Cuando algo impide que se realicen nuestros deseos, de forma momentánea o durante períodos prolongados, es natural que nos sintamos frustrados, molestos o disgustados. Nuestro disgusto nos motiva a actuar para eliminar los obstáculos que impiden que se realicen nuestros deseos. En este sentido, es sano y racional porque contribuye a la supervivencia y la consecución de futuras alegrías. El problema se presenta cuando los deseos y preferencias crecen hasta convertirse en ira: en imperativos de que nuestra voluntad se cumpla. La ira proviene comúnmente de las exigencias desproporcionadas, del orgullo y de las actitudes infantiles.
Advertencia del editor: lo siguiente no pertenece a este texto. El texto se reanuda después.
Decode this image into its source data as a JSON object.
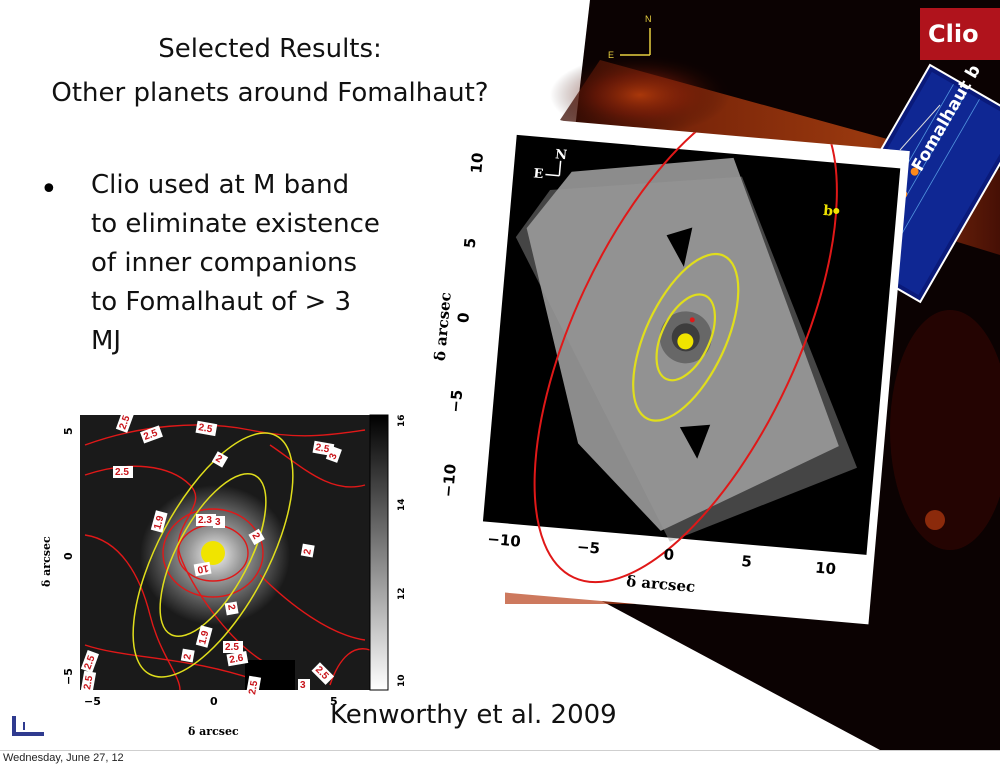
{
  "title": {
    "line1": "Selected Results:",
    "line2": "Other planets around Fomalhaut?"
  },
  "bullet": {
    "lines": [
      "Clio used at M band",
      "to eliminate existence",
      "of inner companions",
      "to Fomalhaut of > 3",
      "MJ"
    ]
  },
  "citation": "Kenworthy et al. 2009",
  "footer": "Wednesday, June 27, 12",
  "badge": {
    "text": "Clio",
    "color": "#b0131c"
  },
  "background_image": {
    "compass_n": "N",
    "compass_e": "E",
    "inset_label": "Fomalhaut b"
  },
  "large_figure": {
    "compass_n": "N",
    "compass_e": "E",
    "marker_label": "b",
    "xlabel": "δ arcsec",
    "ylabel": "δ arcsec",
    "xticks": [
      "−10",
      "−5",
      "0",
      "5",
      "10"
    ],
    "yticks": [
      "10",
      "5",
      "0",
      "−5",
      "−10"
    ],
    "ellipse_color": "#e0de1c",
    "orbit_color": "#e01818"
  },
  "small_figure": {
    "xlabel": "δ arcsec",
    "ylabel": "δ arcsec",
    "xticks": [
      "−5",
      "0",
      "5"
    ],
    "yticks": [
      "5",
      "0",
      "−5"
    ],
    "colorbar_ticks": [
      "16",
      "14",
      "12",
      "10"
    ],
    "contour_labels": [
      "2.5",
      "2.5",
      "2.5",
      "2.5",
      "3",
      "2",
      "1.9",
      "2.3",
      "3",
      "2",
      "2",
      "2",
      "10",
      "2",
      "1.9",
      "2.5",
      "2.6",
      "2.5",
      "2.5",
      "2.5",
      "3",
      "2.5",
      "2.5"
    ]
  }
}
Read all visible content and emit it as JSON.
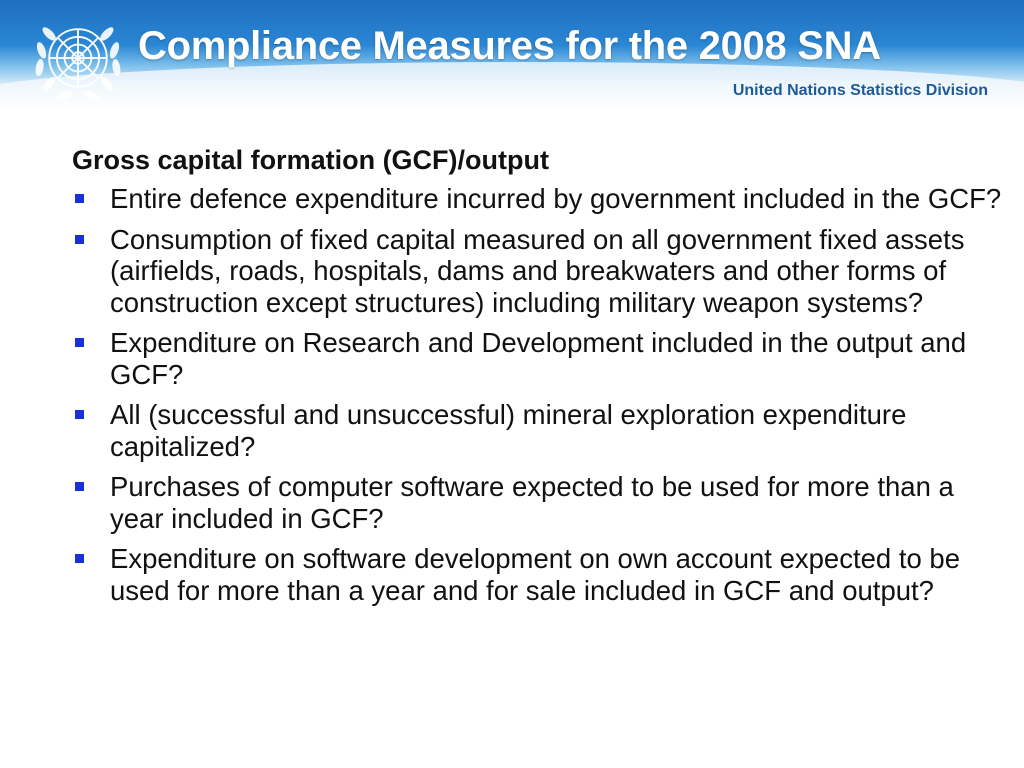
{
  "header": {
    "title": "Compliance Measures for the 2008 SNA",
    "organization": "United Nations Statistics Division",
    "logo_icon": "un-emblem-icon",
    "colors": {
      "banner_blue": "#2a86d3",
      "title_text": "#ffffff",
      "organization_text": "#1d5a9a"
    }
  },
  "main": {
    "heading": "Gross capital formation (GCF)/output",
    "bullet_color": "#1b2fd6",
    "bullets": [
      {
        "text": "Entire defence expenditure incurred by government included in the GCF?"
      },
      {
        "text": "Consumption of fixed capital measured on all government fixed assets (airfields, roads, hospitals, dams and breakwaters and other forms of construction except structures) including military weapon systems?"
      },
      {
        "text": "Expenditure on Research and Development included in the output and GCF?"
      },
      {
        "text": "All (successful and unsuccessful) mineral exploration expenditure capitalized?"
      },
      {
        "text": "Purchases of computer software expected to be used for more than a year included in GCF?"
      },
      {
        "text": "Expenditure on software development on own account expected to be used for more than a year and for sale included in GCF and output?"
      }
    ]
  }
}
Las frustraciones son una experiencia para todos nosotros. Si no sintiéramos grandes deseos de alcanzar nuestros objetivos y de obtener lo que queremos en la vida, la frustración de nuestros deseos no sería un problema. Pero si no tuviéramos deseos, tampoco podríamos sobrevivir, ni como individuos ni como especie.
La ira es el resultado de una baja tolerancia a la frustración. La ira, ocasionalmente, provocará en los demás miedo suficiente como para que se cubran los objetivos que nos hemos marcado. ¿Pero cual será el coste personal y social de que se vean cubiertos nuestros objetivos? Como coste social pensemos que la ira es la causa directa de muchas rupturas matrimoniales y otras relaciones personales que de otro modo podrían haber continuado felizmente. Como coste personal basta pensar que la ira a veces es literalmente mortal, puede desencadenar un ataque de corazón a las personas con problemas cardiovasculares. Sin llegar a tales extremos, cualquier persona que la sufre pasa por un estado emocional negativo de una gran intensidad que resulta muy doloroso y a menudo es fuente de nuevas frustraciones y de perdida de autoestima.
No podemos controlar lo que los demás piensan o sienten, pero sí es posible controlar –y cambiar- nuestra forma de pensar y sentir.